Scalability in creating reflections

Creating Reflections Not Performed Distributed on Nodes. Is this behavior normal?

@alex_lopes You mean the materialization files are heavily concentrated on one or couple of nodes and other nodes not hosting at all or less ?

Is this is a PDFS ? or HDFS ?

@Venugopal_Menda

I refer at the time of the creation of the reflection. When I see the execution plan I never see two or more executor clusters working on creating a reflection always one node. I’m working with one coordinator node and four executors with Deploy at Azure. Is this processing to be distributed among clusters?

@alex_lopes, Dremio will fully parallelize execution for many operations.

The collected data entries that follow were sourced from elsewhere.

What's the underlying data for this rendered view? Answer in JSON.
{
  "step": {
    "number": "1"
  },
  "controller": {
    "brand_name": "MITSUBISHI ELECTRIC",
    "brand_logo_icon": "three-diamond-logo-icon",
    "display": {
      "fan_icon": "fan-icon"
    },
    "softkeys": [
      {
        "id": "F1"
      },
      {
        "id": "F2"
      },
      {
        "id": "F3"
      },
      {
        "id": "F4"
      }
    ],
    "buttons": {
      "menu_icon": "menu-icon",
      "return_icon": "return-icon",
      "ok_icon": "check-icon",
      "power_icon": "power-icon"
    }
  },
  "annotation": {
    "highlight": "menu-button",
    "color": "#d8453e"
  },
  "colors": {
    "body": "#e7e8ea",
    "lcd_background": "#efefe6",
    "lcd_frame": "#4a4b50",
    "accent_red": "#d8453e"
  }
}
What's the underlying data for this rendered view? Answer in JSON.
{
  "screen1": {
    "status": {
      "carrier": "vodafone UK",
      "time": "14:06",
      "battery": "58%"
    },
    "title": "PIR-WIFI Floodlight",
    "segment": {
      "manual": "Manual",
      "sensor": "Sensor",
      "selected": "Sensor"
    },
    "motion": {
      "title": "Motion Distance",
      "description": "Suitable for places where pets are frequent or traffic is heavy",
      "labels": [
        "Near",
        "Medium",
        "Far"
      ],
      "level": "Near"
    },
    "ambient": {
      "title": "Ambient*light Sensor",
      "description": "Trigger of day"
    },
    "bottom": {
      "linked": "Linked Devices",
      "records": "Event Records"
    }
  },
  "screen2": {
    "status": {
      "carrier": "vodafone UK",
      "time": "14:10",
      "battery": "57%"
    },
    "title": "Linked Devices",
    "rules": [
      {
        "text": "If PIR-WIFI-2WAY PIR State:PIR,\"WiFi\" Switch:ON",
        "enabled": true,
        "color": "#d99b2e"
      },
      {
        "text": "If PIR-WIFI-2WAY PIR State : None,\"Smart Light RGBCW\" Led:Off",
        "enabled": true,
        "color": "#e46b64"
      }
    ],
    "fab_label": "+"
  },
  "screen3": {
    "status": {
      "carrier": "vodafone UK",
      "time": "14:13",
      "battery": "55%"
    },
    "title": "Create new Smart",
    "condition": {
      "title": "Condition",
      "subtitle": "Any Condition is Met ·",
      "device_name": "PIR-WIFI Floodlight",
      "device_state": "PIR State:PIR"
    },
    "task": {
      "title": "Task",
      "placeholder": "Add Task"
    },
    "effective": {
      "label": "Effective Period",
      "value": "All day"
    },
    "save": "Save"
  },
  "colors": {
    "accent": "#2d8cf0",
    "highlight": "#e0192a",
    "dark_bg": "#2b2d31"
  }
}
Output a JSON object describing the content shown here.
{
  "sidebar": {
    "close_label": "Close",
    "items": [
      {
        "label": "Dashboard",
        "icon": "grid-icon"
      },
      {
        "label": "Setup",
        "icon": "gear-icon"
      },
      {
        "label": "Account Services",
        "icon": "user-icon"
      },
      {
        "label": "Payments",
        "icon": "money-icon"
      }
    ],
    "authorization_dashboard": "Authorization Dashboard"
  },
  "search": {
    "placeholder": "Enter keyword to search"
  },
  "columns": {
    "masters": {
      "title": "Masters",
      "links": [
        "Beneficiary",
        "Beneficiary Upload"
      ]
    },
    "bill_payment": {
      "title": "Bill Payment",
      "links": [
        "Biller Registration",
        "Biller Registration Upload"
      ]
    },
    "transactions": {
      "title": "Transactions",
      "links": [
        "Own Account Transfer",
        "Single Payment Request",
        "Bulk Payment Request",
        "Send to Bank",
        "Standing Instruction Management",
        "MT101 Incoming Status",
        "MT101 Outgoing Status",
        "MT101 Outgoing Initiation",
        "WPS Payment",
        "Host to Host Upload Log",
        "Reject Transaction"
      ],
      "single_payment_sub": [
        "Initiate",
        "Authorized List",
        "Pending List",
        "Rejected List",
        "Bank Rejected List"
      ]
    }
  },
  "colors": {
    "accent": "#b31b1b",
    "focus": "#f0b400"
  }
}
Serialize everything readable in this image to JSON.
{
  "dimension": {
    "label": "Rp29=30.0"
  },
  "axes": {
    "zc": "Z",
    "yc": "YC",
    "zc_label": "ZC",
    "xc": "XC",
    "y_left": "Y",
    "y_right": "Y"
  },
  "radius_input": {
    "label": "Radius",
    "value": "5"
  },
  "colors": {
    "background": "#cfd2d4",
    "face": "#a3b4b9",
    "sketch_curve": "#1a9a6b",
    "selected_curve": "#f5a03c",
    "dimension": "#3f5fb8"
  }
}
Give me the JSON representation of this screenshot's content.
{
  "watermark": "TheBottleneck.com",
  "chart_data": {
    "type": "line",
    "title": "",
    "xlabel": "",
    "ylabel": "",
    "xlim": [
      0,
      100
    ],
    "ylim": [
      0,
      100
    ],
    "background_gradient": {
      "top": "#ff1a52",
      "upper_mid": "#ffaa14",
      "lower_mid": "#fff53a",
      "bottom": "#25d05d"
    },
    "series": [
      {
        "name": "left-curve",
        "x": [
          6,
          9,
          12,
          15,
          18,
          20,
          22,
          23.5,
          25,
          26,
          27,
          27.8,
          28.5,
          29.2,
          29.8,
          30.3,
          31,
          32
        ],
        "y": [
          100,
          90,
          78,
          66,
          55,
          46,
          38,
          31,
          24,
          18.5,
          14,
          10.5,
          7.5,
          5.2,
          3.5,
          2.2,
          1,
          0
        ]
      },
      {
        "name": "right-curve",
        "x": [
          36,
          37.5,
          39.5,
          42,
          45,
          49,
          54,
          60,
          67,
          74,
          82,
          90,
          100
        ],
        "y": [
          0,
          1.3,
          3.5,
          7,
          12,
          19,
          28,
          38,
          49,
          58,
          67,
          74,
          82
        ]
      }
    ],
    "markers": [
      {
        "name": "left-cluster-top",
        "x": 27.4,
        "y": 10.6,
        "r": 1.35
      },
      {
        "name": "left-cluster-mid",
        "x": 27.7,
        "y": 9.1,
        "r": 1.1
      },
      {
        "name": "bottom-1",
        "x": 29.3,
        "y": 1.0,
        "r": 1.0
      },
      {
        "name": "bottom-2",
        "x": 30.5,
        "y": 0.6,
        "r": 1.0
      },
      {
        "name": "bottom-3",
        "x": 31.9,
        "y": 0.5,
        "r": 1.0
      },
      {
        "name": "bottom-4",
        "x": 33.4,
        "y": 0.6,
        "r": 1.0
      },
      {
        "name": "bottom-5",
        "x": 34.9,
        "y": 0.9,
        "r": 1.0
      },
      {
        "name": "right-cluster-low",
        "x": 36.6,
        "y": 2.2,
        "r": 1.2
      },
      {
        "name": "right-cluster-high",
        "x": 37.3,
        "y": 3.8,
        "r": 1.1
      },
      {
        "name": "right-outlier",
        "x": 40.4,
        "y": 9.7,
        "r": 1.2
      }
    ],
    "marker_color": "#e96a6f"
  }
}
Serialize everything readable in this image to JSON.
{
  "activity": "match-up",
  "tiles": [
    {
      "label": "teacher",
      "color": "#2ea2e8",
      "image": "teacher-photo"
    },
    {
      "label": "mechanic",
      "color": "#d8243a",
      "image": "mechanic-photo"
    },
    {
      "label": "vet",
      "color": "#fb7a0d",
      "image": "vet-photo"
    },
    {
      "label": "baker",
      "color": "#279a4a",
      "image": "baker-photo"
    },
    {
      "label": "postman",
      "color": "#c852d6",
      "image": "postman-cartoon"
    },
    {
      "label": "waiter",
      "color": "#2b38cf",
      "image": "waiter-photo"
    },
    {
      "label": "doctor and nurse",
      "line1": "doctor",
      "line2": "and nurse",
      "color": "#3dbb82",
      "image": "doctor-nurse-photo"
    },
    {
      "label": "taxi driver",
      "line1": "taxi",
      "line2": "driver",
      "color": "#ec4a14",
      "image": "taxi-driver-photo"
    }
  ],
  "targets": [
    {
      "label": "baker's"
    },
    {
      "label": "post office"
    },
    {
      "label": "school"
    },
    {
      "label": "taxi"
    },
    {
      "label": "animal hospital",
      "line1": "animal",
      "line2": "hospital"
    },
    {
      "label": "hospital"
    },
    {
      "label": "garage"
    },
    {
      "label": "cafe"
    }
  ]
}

Can you share a profile for one of the REFLECTION REFRESH jobs that you think isn’t using the full width of your cluster?

@ben
As you can see in the image, the reflection creation process is using only one node… I Have four nodes…

@alex_lopes, can you attach the profile, I’d like to take a look:

profile_reflection.zip (15,7,KB)

Thanks @ben

@alex_lopes, because the source is against a single table (no joins) in a RDBMS (Oracle, in this case), the read will be single threaded and subsequent operations will be single threaded. If you were reading from files on a filesystem source, your would see parallelization.

1 Like

@ben Makes sense! Thank you for the informations!